TA: It's about the questionable faith that we put in science. You know, we're allegedly able to live longer because of scientific advancement, but we're doing so in a world that might be getting hurt in the process. Or it's thinking about how quickly vessels for communication have progressed, but how genuine communication on a host of things that are still marring the human race hasn't advanced. Like the most effective way to resolve a conflict is still to kill someone, apparently. Or these scientists who are working on making a self-contained black hole—how short is that victory party going to be? And how quickly is someone going to turn that to the worst application?

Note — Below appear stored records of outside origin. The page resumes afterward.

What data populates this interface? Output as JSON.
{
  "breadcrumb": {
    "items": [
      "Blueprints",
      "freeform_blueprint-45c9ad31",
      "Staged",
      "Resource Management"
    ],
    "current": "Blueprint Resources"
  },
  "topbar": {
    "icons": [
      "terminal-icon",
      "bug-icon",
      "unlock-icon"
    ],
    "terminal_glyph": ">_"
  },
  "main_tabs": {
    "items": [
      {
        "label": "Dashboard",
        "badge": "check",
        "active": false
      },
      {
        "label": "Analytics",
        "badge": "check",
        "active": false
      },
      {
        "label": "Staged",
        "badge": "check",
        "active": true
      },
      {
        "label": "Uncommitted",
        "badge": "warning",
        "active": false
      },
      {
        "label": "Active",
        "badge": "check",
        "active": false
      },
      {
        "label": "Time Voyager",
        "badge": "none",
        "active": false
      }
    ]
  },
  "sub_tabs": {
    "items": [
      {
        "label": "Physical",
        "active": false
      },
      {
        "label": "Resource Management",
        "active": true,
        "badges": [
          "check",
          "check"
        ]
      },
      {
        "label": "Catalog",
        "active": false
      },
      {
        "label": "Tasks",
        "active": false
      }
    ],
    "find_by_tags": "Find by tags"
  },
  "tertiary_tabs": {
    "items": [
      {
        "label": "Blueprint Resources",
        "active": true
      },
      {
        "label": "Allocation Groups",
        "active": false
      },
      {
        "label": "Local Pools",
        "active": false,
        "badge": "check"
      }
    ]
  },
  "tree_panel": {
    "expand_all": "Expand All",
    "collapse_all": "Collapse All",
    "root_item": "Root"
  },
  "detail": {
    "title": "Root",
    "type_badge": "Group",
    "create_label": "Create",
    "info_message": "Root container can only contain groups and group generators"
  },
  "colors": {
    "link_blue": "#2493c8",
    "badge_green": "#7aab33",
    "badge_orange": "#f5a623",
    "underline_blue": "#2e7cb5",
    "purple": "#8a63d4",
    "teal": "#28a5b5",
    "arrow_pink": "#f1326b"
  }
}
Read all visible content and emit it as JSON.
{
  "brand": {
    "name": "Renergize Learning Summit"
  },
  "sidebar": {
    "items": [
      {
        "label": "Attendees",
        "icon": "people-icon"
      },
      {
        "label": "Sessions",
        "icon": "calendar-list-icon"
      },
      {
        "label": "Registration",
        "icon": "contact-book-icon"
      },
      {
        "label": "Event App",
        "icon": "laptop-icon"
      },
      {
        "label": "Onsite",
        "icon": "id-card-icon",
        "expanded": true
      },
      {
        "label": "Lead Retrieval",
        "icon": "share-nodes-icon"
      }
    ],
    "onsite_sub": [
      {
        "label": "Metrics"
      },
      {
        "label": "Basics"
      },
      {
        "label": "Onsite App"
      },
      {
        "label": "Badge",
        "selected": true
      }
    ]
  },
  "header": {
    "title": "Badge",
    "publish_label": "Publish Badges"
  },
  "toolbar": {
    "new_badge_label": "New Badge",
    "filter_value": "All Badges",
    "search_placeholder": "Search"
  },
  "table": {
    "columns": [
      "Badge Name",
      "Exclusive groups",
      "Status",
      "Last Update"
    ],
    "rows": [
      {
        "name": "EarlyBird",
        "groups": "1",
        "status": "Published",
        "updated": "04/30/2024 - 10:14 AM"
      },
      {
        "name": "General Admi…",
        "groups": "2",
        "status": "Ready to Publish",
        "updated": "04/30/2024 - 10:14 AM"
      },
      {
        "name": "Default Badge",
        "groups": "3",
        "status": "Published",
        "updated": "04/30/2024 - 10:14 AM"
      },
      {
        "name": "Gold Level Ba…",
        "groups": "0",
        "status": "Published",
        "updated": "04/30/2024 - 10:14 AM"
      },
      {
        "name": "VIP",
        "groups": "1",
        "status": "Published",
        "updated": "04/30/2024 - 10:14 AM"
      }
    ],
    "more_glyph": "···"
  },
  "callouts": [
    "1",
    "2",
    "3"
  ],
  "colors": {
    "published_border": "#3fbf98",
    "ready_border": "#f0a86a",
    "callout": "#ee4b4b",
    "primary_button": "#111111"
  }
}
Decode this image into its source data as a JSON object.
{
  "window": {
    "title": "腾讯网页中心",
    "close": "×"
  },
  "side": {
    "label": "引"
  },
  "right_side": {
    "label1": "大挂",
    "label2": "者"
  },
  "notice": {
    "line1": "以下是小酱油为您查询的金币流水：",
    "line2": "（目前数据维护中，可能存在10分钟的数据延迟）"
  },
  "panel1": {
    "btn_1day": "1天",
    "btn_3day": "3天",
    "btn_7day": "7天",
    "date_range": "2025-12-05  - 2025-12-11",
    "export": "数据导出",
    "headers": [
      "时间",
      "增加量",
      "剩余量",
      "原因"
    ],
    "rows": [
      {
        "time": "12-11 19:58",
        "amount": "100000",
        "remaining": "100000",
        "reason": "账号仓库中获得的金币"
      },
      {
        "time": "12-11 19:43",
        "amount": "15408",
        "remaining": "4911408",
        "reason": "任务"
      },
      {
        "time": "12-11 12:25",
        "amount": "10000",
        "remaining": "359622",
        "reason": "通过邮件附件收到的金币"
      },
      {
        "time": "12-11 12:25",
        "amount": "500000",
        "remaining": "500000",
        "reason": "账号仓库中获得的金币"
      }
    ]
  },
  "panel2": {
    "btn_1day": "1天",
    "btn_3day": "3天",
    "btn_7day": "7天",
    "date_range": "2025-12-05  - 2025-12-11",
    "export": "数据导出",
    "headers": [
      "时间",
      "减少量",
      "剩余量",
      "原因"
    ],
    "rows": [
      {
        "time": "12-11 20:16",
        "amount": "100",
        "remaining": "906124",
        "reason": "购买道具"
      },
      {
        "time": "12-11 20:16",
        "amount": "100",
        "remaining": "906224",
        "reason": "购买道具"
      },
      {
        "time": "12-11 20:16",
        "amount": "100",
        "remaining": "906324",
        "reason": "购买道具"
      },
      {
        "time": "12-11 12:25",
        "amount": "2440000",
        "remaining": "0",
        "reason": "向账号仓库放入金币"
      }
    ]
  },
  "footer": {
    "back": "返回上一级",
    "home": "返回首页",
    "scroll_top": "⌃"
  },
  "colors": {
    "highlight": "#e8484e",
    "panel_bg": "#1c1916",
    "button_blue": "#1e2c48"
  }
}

It's like, "We made a black hole!" "Oh cool, can we watch sex on it?" "No, not really." "Can we kill someone with it?" "Probably."


AVC: Do you and guitarist-vocalist Kyp Malone work together to create a sense of lyrical cohesion, or does that happen naturally?

TA: No, that's definitely on its own. We don't even ask each other what our lyrics mean. I don't know if it's just from spending so much time around each other, but even when we've been apart, we come back with this thing that we're collectively writing about. If you run down through all the lyrics of Dear Science, all these things keep cycling around: diamonds, dogs, dust, gold, light… Of course, that could just be our limited vocabulary. [Laughs.] Maybe it's because we're both Pisces, born a day apart.


AVC: "Family Tree" seems particularly poignant. What inspired that song?

TA: I've been in situations, and known people in situations, where someone's pure affection was unfortunately affected by outside sources. The terrain of a person's heart really isn't under the jurisdiction of anybody but that person, and in that song, it's an older generation condemning a relationship between two people for reasons that they probably had to deal with when they were younger. Like, "Well, when I was your age, I fell in love with so-and-so, and that was nothing but hell for me…" The "old idea" in the lyrics is bigotry, which could relate to race, to gender, to sexuality… People have their reasons for doing that, but it makes for such a waste of what could be a really short life.


AVC: Your lyrics regarding love seem more inspired by the pitfalls than the triumphs. In "Shout Me Out," you call yourself a masochist. Do you feel that way when it comes to love?

TA: I guess I've only really sat down to write about that stuff when it's not going so great—I actually don't want to do that anymore. [Laughs.] The line in that song is about having worn that face, and thinking it was valid, but then realizing that you don't want to beat it [into the ground]. It's not really accurate to mine one emotion. Then again, when I'm in the mode of feeling positive about love, I don't really feel the need to mark it down in song. In fact, I know what that song would sound like, and I would not subject anybody to that.


AVC: Adam Drucker [mastermind of Oakland band Subtle] recently mentioned that something may be brewing between the two of you and Mike Patton. What can you say about that?

TA: What I can say is that the three of us are indeed working on a project that I'm thinking will congeal toward the end of the year. It came from an idea that Adam had, to have the three of us basically mess around vocally and see what comes of it. That's as much as I can say, but I'm psyched about it. It's going to be so fun.


AVC: Kyp's song "Lovers Day" ends the album passionately. Was this a conscious decision—to close with an almost literal climax?

TA: [In mock defeat.] Oh. Yeah… that. I guess it was. I am not going to sing that song with him on the stage—it's just not something you do with a friend. [Laughs.] No, I think that's a great song, and the ending of it is an acoustic climax as well—a climax for the ear.